Mais qu’importe il y eut de la grâce, et rien ne pourra l’abîmer.

 

Mademoiselle K, Laiterie – Le club, 28 octobre 2006

21/09/2006

Qui donc?

Qui donc ?

 

Ils sont jeunes, Clermontois, font du rock de bonne facture, ose un nom latin plutôt qu’un The n’importe quoi, encore  un peu gauche, il est dommage que, comme pour quasi toute les premières parties, on ne comprenne quasi rien de ce qu’ils chantent.

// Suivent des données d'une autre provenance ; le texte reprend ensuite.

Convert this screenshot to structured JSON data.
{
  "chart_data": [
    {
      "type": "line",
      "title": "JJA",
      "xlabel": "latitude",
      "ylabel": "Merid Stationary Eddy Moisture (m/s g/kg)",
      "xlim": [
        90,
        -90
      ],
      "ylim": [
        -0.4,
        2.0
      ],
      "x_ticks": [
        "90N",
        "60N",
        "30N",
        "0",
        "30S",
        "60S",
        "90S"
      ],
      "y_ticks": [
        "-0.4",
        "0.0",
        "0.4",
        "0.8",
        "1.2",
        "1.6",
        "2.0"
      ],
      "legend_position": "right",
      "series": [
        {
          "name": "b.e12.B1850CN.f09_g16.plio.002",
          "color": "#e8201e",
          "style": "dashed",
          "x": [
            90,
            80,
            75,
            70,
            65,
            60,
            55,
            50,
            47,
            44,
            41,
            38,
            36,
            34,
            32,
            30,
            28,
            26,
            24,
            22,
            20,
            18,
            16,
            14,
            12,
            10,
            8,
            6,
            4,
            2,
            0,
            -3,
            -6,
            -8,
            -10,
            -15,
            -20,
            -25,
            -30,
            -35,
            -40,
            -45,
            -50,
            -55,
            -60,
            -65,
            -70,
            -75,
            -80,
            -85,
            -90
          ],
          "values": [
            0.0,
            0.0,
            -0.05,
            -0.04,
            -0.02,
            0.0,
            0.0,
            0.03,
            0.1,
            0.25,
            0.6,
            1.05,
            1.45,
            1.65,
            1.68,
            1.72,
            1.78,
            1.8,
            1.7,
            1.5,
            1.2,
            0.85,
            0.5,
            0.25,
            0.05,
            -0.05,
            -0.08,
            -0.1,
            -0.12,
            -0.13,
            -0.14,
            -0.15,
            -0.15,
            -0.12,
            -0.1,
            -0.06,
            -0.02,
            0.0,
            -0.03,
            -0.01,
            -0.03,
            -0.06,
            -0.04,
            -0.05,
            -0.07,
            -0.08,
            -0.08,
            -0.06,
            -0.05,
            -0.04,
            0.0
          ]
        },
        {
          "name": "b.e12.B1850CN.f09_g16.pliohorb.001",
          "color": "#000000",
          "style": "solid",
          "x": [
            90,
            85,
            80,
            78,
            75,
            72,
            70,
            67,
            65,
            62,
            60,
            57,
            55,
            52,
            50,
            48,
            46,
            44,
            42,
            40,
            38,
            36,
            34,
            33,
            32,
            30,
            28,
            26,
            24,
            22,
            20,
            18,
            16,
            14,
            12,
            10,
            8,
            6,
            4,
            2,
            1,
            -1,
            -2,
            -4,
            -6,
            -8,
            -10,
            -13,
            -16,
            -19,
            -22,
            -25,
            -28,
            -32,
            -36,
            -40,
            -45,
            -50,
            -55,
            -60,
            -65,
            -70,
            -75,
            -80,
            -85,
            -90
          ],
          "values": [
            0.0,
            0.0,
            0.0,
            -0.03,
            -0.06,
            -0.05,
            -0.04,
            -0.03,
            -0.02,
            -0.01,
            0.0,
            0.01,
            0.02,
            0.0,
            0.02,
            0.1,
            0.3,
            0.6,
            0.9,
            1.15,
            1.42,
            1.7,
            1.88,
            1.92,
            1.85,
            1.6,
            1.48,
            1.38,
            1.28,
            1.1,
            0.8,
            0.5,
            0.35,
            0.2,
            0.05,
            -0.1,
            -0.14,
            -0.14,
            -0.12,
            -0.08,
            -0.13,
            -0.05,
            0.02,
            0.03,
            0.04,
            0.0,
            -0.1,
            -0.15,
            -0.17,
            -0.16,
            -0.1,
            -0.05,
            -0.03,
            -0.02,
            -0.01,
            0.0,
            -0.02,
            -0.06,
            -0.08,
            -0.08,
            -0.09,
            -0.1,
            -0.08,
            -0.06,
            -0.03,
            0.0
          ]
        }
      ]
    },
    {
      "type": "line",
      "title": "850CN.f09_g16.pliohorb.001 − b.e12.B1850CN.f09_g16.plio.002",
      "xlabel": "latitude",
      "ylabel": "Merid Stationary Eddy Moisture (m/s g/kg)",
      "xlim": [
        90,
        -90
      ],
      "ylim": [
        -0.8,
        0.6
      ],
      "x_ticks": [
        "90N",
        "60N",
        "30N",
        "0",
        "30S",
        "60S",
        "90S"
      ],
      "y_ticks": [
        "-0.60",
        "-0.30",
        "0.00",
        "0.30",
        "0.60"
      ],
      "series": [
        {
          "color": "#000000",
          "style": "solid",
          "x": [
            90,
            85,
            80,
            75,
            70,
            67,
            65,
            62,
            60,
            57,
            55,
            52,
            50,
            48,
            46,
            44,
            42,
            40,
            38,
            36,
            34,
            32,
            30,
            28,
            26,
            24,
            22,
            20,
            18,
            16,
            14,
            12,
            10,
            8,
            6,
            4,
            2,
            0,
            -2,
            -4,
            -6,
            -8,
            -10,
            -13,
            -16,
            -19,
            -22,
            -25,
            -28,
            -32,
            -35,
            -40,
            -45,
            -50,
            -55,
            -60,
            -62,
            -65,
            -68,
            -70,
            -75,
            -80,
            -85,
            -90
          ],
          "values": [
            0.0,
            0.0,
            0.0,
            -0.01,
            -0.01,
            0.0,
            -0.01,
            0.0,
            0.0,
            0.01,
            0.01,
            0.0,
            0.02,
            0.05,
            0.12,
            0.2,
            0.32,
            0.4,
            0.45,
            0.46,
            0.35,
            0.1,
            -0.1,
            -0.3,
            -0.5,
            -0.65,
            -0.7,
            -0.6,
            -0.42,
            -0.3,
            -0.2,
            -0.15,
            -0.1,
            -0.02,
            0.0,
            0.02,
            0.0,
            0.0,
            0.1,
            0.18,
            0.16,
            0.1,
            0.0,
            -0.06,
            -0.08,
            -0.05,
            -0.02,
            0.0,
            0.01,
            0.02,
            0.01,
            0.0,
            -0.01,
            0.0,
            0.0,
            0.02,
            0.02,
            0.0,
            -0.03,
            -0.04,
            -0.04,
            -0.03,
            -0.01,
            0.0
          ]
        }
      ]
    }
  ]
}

Et, chose peu courante, ils ont l’air d’avoir des textes bien écrits.

Un groupe à découvrir et à suivre… tant d’énergie ne peuvent donner quelque de fondamentalement mauvais.

 

Quidam, Laiterie, le club, 17 septembre 2006

20/09/2006

Un monde parfait

Rien n’est innocent.

Même si tout s’explique il est bien des fois ou je ne veux pas savoir le pourquoi du comment.

The subways cartonne, parce que Rock n’rool queen, parce que Oh yeah, parce qu’ils sont jeunes, beau et musiciens, parce qu’ils donnent de bien sympathiques concerts, enjoués, sans retenus – physique et vocale ? Sûrement un peu de tout et aussi parce qu’ils ne revendiquent rien, ne sont ni pour ni contre, bien au contraire, mais vivent et chantent leurs histoires quotidiennes.

Leur public leur ressemblance, ou est-ce le contraire ? C’est jeune, frais, dynamique, …ça fait plaisir à voir et à entendre.

Il n’y a pas d’acte gratuit, disent certains philosophes, j’en suis certain, mais arrêtons de tout modéliser. Sachons, nous aussi avoir 17 ans dans nos têtes et appliquer le carpe diem plutôt que de le fantasmer.

 

The subways, Laiterie, le club, 17 septembre 2006.